Une Cour écossaise doit rendre une décision :

Royaume-Uni: première décision de justice sur la suspension du Parlement


Publié / Actualisé
Une Cour écossaise rend vendredi une première décision dans la bataille judiciaire engagée par les opposants au Brexit contre la suspension du Parlement britannique annoncée par le Premier ministre Boris Johnson, une mesure dénoncée comme un "coup d'Etat" par ses détracteurs.
Une Cour écossaise rend vendredi une première décision dans la bataille judiciaire engagée par les opposants au Brexit contre la suspension du Parlement britannique annoncée par le Premier ministre Boris Johnson, une mesure dénoncée comme un "coup d'Etat" par ses détracteurs.

Saisie par un groupe d'élus cherchant à faire déclarer illégale la suspension du Parlement, la "Court of Session" d'Edimbourg, la plus haute instance civile d'Ecosse, ne prendra qu'une décision provisoire en attendant une audience sur le fond le 6 septembre.

Son jugement est néanmoins très attendu tant l'annonce de Boris Johnson a offusqué l'opposition et une grande partie des Britanniques. Une pétition contre la suspension du Parlement avait recueilli quelque 1,6 million de signatures jeudi soir, des milliers de personnes sont descendues dans les rues pour dénoncer "un coup d'Etat" et d'autres manifestations sont prévues ce week-end et mardi.

Pourtant, le Premier ministre a le droit de suspendre le Parlement, après y avoir été autorisé par la reine Elizabeth. C'est le moment choisi pour le faire, dans la dernière ligne droite avant la date fatidique du Brexit le 31 octobre, et la durée de la suspension (cinq semaines) qui sont contestés.
En suspendant la session du Parlement pour une aussi longue durée, Boris Johnson est soupçonné de vouloir empêcher les députés de bloquer un Brexit sans accord, que le gouvernement souhaite mettre en oeuvre s'il ne trouve pas de compromis avec l'Union européenne sur les conditions de la sortie de l'UE le 31 octobre.

Boris Johnson s'est lui bien gardé de lier le Brexit à sa décision de suspendre le Parlement. Il a affirmé vouloir bénéficier de ce temps pour élaborer puis présenter son programme de politique nationale en tant que nouveau Premier ministre -- il a succédé à Theresa May le 24 juillet.
Si les détracteurs du Premier ministre arrivent à démontrer que sa motivation porte sur le Brexit plus que sur la politique nationale, alors les tribunaux pourraient déclarer sa décision d'illégale.

- "Faible chance" -

L'action devant la "Court of Session" d'Edimbourg a été initiée par un groupe d'environ 75 parlementaires pro-européens. Ils s'opposaient depuis plusieurs semaines à la possibilité d'une suspension, que Boris Johnson n'avait pas écartée. Leur recours a été entendu en urgence jeudi.
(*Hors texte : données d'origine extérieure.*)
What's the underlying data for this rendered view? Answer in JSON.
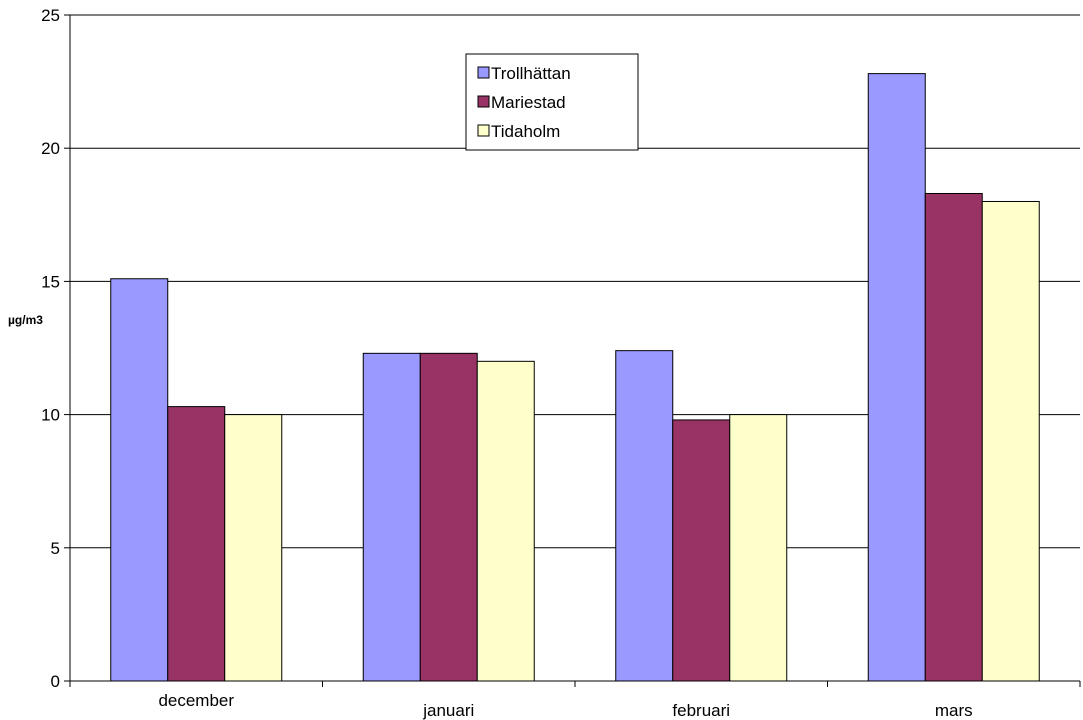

Leur avocat Aidan O'Neill a assuré que la suspension était "sans précédent". "Le gouvernement, basé sur une majorité parlementaire, cherche à imposer son pouvoir en suspendant le Parlement", a-t-il argué. "C'est inconstitutionnel et cette cour doit l'arrêter".

Roddy Dunlop, représentant du gouvernement, a demandé à la Cour de rejeter la demande, notamment parce que la suspension a déjà été autorisée.

Mais Aidan O'Neill estime que la reine devrait revenir sur son autorisation si le tribunal déclare la décision de Boris Johnson illégale, car la monarque "n'est pas au-dessus de la loi".

Selon Stefan Theil, chercheur à la faculté de droit de l'Université d'Oxford, le mieux que pourraient obtenir les parlementaires serait un jugement de la Cour déclarant illégale la décision de Boris Johnson. Mais cela ne contraindrait pas forcément ce dernier à demander à la reine de revenir sur la suspension.

Il y a seulement "une faible chance" pour que la Cour impose de renverser la suspension du Parlement, a ajouté l'expert interviewé par Bloomberg.

- Belfast et Londres -

Un autre recours introduit au nom d'un militant des droits de l'Homme nord-irlandais Raymond McCord sera également examiné en urgence vendredi matin devant la Haute Cour d'Irlande du Nord.

"Bien sûr, Boris Johnson a le pouvoir de conseiller à la reine de suspendre le Parlement, mais ce que nous disons c'est que sa motivation pour le faire est illégale car il tente clairement de contourner le Parlement", a dit à l'AFP Ciaran O'Hare, qui représente Raymond McCord.

Et une femme d'affaires, Gina Miller, a aussi engagé une action devant la justice anglaise, espérant une audience à Londres dès la semaine prochaine. Cette militante anti-Brexit avait déjà gagné en 2017 une bataille judiciaire pour forcer le gouvernement, alors dirigé par Theresa May, à consulter le Parlement sur le processus de retrait.